Tard dans l’après-midi, Issam, le chauffeur de taxi, attend, dans sa Peugeot immatriculée d’une plaque rouge cette famille qui déménage. On va partir, ça y est ! Le père de la famille a décidé de quitter Beyrouth pour les montagnes les plus lointaines. Pas une mince affaire, car il s’agit d’emporter tous les biens de sa petite maison avec lui. Une voiture ne suffira pas ! Nous devons appeler Issam pour nous aider. Le voilà garé devant la maison, il klaxonne. « Poussez-vous ! Poussez-vous ! » demande le père de famille à ses six enfants qui ont trouvé le moyen de jouer autour des voitures. Le moment est venu de remplir les coffres des deux voitures. Ce père de famille a voulu tout emporter avec lui. Sa femme s’assure que tout est là : les habits, leur petit coffre-fort et quelques provisions.
— Il n’y a plus de place dans les voitures ! s’inquiète le père de famille. Comment allons-nous faire ?
— Tu rigoles ou quoi ! réagit Issam. De la place, il n’y a que ça ! J’ai déjà fait le trajet avec une famille deux fois plus nombreuse. C’est vrai qu’il y avait une voiture en plus, mais tu parles de place, la voilà la place ! Plus tu en demandes, plus tu en auras. Il ne faut pas s’inquiéter pour la place. Les matelas, c’est simple, j’ai des cordes. Nous pouvons les accrocher sur le toit du taxi. Qu’est-ce que tu as d’autre ? Un autre matelas ? Aussi sur le toit. Tu as vu combien de places il y a…
— Et les enfants ?
— Les enfants, non ! Ils ne peuvent pas entrer dans le coffre. En revanche, ma vitre arrière a été brisée par des tirs la semaine dernière et en rentrant chez moi, je me suis occupé à enlever tous les pics de glace qui restaient ainsi que les débris sur les sièges.
— Tu en es sûr ?
— Certain, répond Issam avec assurance.
Circuler en taxi pendant les périodes de guerre n’est pas une chose commode. Mais la plupart d’entre eux connaissent les chemins les moins minés, les moins dangereux et les plus courts qui mènent aux montagnes. La tâche va s’avérer difficile pour traverser Beyrouth. Mais une fois là-haut, cette famille sera à l’abri des tirs, des bombardements et du conflit en général. Leur maison de Beyrouth, les enfants l’ont toujours connue. Il n’en reste plus grand-chose. Des cadres de photos fantômes, quelques cintres sans habits, des lits en ferraille sans matelas et de la vaisselle cassée. Les enfants sont tristes. Quitter cette maison, c’est peut-être ne pas en trouver d’autres.
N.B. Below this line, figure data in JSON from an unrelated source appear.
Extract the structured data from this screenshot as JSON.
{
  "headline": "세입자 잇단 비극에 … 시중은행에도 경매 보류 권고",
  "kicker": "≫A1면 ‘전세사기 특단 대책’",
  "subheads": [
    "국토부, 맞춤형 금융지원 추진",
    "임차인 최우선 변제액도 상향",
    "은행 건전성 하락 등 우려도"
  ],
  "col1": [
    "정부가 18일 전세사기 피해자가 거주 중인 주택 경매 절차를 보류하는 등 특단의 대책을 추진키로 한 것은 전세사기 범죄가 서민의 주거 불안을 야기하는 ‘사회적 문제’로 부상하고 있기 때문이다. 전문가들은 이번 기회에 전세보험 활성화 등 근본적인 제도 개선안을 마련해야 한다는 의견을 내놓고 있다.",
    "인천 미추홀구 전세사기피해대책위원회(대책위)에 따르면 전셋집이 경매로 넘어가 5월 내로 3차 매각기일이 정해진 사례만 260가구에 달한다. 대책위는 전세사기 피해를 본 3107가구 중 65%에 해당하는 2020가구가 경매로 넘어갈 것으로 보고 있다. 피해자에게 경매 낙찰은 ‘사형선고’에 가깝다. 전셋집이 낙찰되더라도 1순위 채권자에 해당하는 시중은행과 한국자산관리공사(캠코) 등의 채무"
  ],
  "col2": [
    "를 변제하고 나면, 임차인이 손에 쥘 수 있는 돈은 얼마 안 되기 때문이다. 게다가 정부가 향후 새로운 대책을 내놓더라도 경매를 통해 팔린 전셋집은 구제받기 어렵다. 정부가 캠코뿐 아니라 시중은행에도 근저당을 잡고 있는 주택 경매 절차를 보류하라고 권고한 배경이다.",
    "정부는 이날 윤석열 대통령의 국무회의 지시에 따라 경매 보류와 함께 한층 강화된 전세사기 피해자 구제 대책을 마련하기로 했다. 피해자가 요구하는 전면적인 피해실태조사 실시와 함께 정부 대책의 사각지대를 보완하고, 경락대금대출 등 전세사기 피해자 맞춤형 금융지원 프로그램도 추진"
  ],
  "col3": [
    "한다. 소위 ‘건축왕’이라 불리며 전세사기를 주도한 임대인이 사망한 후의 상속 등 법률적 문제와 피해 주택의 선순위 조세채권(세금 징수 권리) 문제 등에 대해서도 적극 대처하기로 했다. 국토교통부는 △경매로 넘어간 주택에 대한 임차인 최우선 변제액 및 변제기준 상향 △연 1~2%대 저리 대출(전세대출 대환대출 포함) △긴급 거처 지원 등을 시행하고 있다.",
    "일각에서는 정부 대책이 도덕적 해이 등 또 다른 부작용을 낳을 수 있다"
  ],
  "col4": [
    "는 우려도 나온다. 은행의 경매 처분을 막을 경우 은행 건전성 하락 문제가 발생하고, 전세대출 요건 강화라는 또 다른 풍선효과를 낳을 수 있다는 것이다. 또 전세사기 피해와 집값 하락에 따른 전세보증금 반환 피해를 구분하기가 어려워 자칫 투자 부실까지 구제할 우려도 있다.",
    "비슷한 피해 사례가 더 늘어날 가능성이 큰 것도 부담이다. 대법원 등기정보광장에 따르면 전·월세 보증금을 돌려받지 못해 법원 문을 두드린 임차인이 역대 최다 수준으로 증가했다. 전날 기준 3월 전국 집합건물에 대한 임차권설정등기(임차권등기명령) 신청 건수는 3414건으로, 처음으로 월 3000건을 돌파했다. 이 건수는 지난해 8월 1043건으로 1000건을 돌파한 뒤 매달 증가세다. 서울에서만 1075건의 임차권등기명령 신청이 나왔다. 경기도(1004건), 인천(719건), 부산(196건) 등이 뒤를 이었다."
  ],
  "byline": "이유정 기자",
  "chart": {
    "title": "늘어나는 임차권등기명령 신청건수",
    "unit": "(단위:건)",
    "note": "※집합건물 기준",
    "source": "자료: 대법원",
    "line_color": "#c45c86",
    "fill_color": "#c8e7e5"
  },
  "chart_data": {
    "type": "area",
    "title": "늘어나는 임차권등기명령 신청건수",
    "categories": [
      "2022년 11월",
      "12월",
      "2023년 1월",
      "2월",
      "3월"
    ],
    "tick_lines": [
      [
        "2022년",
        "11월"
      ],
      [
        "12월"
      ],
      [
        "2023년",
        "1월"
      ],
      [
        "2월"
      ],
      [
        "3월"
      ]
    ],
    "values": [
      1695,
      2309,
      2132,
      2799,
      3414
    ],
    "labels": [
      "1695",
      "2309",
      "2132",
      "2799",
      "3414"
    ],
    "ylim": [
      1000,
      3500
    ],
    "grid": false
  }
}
— Et maintenant ? demande le père de famille. Comment allons-nous faire ?
— La petite fille souhaite s’asseoir devant ? demande Issam en l’observant.
— Non papa, j’aimerais bien me mettre à l’arrière, supplie la fille.
— Oui ne t’inquiète pas, papa, on va s’asseoir à l’arrière, reprennent les frères.
Chose scellée ! Quatre enfants à l’arrière qui tiennent le matelas et deux sur les sièges arrière. Sur le siège à côté du chauffeur sont empilés des draps de maison, des rideaux et des tapis. Issam démarre la voiture. Elle cale. Il essaye encore une fois sans succès. « On est bon, on bouge ? » demande le père de famille dans l’autre voiture. Pas encore ! Issam ouvre le capot, il vérifie l’huile, les bougies. Tout semble correct. C’est peut-être la batterie qui est morte ? Impossible avec ce soleil qui frappe à longueur de journée. Il rentre à nouveau dans la voiture et démarre de force cette fois-ci. Ça démarre ! Il appuie à fond sur l’accélérateur.
— On est bon et c’est parti, dit-il avec fierté.
— Wohoho ! hurle la jeune fille.
Les voitures s’éloignent. Elles sortent de la ville de Beyrouth petit à petit. Elles roulent à vive allure. Au moins avec Issam, ils sont sûrs d’arriver dans les montagnes et de ne pas connaître tout ça ! Tout ça, c’est les mitraillettes, les tirs lointains, les obus, les bombes, les paniques et même les révoltes. Ils sont sûrs de dormir tranquillement sans avoir la crainte d’être pillés. Ils sont sûrs de ne pas dormir entre deux murs, mais dans la fraîcheur des pins, au chant des cigales.